Samuel Langhorne Clemens, "Mark Twain", was born in Florida, Missouri on November 30, 1835 to a Tennessee country merchant, John Marshall Clemens (August 11, 1798 - March 24, 1847), and Jane Lampton Clemens (June 18, 1803 - October 27, 1890). He was the sixth of seven children.
Only three of his siblings survived childhood: his brothers Orion (July 17, 1825 - December 11, 1897) and Henry (July 13, 1838 - June 21, 1858) and his sister Pamela (September 19, 1827 - August 31, 1904). His sister Margaret (May 31, 1830 - August 17, 1839) died when Twain was four years old, and his brother Benjamin (June 8, 1832 - May 12, 1842) died three years later. Another brother, Pleasant (1828-1829), died at the age of six months. He was born two weeks after the closest approach to Earth of Halley's Comet.

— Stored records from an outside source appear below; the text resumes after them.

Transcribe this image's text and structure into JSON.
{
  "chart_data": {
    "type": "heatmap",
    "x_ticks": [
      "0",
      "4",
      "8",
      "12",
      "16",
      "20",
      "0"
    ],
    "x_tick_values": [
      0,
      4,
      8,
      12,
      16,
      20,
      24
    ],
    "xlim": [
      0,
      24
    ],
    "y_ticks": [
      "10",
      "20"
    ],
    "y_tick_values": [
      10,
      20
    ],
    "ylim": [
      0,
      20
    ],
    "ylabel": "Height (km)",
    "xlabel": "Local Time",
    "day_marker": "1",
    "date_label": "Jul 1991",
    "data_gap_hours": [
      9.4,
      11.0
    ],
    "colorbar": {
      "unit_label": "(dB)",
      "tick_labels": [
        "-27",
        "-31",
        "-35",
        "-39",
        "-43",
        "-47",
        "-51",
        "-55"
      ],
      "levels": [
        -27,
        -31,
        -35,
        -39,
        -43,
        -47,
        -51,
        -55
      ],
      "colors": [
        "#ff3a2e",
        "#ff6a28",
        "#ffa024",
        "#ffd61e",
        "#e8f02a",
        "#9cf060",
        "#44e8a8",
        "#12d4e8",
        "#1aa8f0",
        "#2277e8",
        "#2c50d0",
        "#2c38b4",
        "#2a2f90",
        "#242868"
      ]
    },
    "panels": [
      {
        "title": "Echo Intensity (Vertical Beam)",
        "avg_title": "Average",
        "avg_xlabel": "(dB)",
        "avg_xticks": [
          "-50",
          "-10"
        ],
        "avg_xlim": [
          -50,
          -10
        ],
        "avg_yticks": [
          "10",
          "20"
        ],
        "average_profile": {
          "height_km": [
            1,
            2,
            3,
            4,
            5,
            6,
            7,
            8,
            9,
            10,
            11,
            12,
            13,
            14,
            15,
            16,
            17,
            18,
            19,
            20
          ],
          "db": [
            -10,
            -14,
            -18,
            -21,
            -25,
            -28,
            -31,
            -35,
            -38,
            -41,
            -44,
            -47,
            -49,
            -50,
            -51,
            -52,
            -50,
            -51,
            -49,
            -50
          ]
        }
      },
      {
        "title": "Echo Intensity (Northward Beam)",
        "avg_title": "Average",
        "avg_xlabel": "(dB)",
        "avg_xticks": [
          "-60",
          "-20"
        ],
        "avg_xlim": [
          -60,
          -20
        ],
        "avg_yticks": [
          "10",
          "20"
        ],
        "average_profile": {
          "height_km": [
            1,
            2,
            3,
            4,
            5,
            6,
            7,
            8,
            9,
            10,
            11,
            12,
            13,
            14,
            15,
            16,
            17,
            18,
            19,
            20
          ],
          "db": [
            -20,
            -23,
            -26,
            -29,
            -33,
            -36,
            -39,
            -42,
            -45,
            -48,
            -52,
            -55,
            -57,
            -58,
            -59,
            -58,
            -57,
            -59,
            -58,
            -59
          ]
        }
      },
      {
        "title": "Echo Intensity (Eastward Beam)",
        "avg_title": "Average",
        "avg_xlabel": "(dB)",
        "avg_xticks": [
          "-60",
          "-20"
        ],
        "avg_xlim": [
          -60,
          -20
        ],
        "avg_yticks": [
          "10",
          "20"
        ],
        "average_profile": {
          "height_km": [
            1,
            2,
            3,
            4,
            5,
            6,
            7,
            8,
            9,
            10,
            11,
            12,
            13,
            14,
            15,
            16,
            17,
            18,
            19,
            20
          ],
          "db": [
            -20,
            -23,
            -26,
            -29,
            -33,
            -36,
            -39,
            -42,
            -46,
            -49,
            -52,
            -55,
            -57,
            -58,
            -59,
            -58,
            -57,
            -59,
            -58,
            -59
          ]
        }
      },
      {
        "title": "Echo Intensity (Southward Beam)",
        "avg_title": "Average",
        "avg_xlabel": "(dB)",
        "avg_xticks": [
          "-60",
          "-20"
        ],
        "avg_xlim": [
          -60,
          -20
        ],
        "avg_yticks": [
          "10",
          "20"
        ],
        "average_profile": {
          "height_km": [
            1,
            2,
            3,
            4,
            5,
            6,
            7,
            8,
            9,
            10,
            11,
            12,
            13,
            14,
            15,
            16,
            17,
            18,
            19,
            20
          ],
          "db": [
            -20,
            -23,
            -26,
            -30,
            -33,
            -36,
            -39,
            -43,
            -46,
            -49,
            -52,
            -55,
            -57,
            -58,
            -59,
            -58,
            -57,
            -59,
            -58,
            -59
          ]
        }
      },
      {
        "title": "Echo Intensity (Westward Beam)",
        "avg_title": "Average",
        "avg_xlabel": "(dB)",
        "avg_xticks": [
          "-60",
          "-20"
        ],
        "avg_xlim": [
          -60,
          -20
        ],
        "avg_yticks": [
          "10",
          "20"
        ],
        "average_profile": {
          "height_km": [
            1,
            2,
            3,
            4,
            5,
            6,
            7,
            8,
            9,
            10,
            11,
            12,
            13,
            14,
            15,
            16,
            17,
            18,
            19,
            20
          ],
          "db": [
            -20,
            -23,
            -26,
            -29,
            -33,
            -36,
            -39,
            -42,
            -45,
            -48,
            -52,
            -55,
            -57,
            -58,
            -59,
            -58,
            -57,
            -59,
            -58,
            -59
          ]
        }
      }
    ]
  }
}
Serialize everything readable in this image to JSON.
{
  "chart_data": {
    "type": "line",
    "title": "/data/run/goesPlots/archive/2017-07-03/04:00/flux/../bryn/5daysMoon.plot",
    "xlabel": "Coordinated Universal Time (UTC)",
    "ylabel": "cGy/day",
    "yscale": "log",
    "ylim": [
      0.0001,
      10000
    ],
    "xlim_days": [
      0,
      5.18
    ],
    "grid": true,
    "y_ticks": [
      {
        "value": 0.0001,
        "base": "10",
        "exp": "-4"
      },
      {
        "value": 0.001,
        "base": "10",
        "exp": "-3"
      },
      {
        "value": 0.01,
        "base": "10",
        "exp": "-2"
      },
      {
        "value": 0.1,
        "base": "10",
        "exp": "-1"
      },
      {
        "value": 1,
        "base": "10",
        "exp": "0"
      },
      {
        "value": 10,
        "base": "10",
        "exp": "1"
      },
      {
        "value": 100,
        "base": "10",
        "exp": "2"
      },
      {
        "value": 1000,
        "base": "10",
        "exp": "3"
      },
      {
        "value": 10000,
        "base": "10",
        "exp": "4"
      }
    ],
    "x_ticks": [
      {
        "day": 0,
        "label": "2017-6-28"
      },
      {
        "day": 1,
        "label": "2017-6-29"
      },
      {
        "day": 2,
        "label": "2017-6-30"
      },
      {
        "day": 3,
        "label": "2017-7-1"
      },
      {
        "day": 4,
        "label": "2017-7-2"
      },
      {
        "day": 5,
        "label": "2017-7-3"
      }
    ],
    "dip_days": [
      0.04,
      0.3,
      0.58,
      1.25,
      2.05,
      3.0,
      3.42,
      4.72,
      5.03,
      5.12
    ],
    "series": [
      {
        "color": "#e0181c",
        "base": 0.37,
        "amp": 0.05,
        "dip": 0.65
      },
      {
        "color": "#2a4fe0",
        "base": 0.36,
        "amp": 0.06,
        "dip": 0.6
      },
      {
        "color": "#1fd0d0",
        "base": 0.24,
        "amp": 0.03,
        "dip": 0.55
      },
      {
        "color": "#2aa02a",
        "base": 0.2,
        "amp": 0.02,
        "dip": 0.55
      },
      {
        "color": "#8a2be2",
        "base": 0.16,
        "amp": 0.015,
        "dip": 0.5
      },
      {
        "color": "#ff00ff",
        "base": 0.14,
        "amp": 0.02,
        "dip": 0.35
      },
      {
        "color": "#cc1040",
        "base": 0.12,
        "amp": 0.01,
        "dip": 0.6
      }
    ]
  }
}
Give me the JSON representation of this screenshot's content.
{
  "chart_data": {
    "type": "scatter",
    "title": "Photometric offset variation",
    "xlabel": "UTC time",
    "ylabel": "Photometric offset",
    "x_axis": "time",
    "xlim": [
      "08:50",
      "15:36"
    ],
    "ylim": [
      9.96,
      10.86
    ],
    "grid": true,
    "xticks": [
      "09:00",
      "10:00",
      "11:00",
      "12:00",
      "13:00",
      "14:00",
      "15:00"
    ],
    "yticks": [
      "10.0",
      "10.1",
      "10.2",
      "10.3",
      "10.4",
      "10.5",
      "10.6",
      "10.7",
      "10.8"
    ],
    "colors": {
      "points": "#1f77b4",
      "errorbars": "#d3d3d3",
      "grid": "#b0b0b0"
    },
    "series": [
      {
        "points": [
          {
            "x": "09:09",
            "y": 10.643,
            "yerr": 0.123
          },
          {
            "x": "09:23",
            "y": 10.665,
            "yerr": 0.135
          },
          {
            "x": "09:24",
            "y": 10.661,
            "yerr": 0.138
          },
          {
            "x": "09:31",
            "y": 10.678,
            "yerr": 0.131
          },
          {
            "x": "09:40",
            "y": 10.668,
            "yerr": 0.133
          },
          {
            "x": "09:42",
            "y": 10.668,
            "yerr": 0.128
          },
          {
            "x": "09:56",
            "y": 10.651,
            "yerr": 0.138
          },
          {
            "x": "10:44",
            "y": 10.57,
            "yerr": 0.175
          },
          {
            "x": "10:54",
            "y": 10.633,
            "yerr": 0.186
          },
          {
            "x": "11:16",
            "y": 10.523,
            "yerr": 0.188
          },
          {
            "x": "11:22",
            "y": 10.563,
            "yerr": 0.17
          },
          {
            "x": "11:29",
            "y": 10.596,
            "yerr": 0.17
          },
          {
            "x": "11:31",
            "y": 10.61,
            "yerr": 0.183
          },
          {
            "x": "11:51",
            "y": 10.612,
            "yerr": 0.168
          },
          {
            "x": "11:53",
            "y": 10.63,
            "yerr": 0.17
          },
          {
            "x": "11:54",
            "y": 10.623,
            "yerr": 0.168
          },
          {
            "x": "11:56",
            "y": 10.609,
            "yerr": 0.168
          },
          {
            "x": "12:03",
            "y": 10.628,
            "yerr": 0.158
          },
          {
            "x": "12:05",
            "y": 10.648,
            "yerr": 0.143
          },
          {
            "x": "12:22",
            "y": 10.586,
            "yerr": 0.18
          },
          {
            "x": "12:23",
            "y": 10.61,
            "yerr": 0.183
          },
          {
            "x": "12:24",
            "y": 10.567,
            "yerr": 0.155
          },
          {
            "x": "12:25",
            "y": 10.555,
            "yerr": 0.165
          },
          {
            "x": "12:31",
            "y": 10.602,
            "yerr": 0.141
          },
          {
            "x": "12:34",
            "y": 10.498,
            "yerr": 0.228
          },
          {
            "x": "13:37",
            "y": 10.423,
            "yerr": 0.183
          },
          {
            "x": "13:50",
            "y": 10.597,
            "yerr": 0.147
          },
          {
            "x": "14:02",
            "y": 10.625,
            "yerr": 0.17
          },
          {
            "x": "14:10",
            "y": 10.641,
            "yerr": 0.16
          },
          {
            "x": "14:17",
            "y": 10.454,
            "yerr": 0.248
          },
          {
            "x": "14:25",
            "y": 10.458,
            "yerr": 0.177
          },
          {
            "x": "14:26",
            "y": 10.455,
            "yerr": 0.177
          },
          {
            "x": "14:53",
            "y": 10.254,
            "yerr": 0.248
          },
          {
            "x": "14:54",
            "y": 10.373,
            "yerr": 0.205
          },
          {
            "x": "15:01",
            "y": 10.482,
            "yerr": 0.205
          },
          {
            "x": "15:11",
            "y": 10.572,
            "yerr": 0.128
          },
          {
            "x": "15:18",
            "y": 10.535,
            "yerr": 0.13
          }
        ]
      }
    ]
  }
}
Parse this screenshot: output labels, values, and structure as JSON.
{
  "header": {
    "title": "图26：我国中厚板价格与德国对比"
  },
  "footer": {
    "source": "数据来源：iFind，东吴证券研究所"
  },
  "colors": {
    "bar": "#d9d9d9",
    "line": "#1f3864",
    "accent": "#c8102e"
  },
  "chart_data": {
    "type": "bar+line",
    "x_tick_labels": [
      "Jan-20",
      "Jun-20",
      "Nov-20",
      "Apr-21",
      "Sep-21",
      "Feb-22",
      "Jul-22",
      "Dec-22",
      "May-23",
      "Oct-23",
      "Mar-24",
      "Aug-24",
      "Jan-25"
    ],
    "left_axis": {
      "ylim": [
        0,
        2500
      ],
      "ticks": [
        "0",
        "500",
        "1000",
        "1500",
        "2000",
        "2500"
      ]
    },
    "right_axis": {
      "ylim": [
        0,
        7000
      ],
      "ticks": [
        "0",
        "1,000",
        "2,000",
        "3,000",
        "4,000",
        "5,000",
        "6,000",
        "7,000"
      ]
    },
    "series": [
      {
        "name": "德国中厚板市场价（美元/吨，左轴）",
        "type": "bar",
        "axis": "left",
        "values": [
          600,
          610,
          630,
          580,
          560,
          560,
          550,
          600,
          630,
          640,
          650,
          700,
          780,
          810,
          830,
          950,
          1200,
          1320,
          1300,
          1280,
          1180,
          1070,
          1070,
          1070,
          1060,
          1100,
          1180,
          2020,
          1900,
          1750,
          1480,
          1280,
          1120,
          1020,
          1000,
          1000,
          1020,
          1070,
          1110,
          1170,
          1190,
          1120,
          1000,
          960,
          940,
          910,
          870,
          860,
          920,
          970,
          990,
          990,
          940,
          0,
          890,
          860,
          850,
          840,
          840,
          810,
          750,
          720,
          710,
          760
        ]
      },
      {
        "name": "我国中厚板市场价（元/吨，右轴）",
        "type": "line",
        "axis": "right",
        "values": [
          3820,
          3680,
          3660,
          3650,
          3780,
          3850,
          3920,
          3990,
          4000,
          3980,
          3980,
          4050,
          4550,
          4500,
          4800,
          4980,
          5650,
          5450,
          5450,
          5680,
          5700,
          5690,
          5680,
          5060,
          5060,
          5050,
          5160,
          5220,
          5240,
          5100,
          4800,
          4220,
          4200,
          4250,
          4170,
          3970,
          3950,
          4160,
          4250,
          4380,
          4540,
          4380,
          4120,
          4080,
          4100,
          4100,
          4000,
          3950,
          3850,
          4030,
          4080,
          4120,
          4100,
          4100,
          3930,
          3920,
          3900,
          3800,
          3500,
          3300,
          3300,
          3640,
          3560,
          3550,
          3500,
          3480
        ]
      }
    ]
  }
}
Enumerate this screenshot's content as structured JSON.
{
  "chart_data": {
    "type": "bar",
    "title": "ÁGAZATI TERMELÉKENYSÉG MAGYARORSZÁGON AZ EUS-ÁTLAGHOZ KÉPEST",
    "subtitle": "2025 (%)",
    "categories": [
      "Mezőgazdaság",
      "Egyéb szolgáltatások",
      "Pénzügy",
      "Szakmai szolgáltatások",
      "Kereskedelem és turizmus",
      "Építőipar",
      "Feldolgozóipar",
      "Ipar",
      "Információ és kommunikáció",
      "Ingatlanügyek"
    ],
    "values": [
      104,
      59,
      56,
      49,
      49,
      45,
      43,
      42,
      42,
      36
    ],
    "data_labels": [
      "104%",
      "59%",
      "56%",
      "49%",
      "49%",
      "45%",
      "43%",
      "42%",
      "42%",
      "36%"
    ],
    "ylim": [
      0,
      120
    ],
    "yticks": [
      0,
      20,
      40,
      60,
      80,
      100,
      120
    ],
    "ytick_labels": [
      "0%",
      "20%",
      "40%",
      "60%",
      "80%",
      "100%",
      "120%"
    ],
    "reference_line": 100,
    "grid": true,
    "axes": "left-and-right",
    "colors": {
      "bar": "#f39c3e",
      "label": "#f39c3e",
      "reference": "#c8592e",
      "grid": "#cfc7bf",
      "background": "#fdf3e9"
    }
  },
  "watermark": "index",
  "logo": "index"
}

When Twain was four, his family moved to Hannibal, a port town on the Mississippi River that would serve as the inspiration for the fictional town of St. Petersburg in The Adventures of Tom Sawyer and Adventures of Huckleberry Finn. At that time, Missouri was a slave state in the Union, and young Twain became familiar with the institution of slavery, a theme he later explored in his writing.
In March 1847, when Twain was 11, his father died of pneumonia. The following year, he became a printer's apprentice. In 1851, he began working as a typesetter and contributor of articles and humorous sketches for the Hannibal Journal, a newspaper owned by his brother, Orion. When he was 18, he left Hannibal and worked as a printer in New York City, Philadelphia, St. Louis and Cincinnati. He joined the union and educated himself in public libraries in the evenings, finding wider sources of information than he would have at a conventional school. At 22, Twain returned to Missouri. On a voyage to New Orleans down the Mississippi, the steamboat pilot, Horace E. Bixby, inspired Twain to likewise pursue a career as a steamboat pilot; it was a richly rewarding occupation with wages set at $250 per month, equivalent to $155,000 a year today.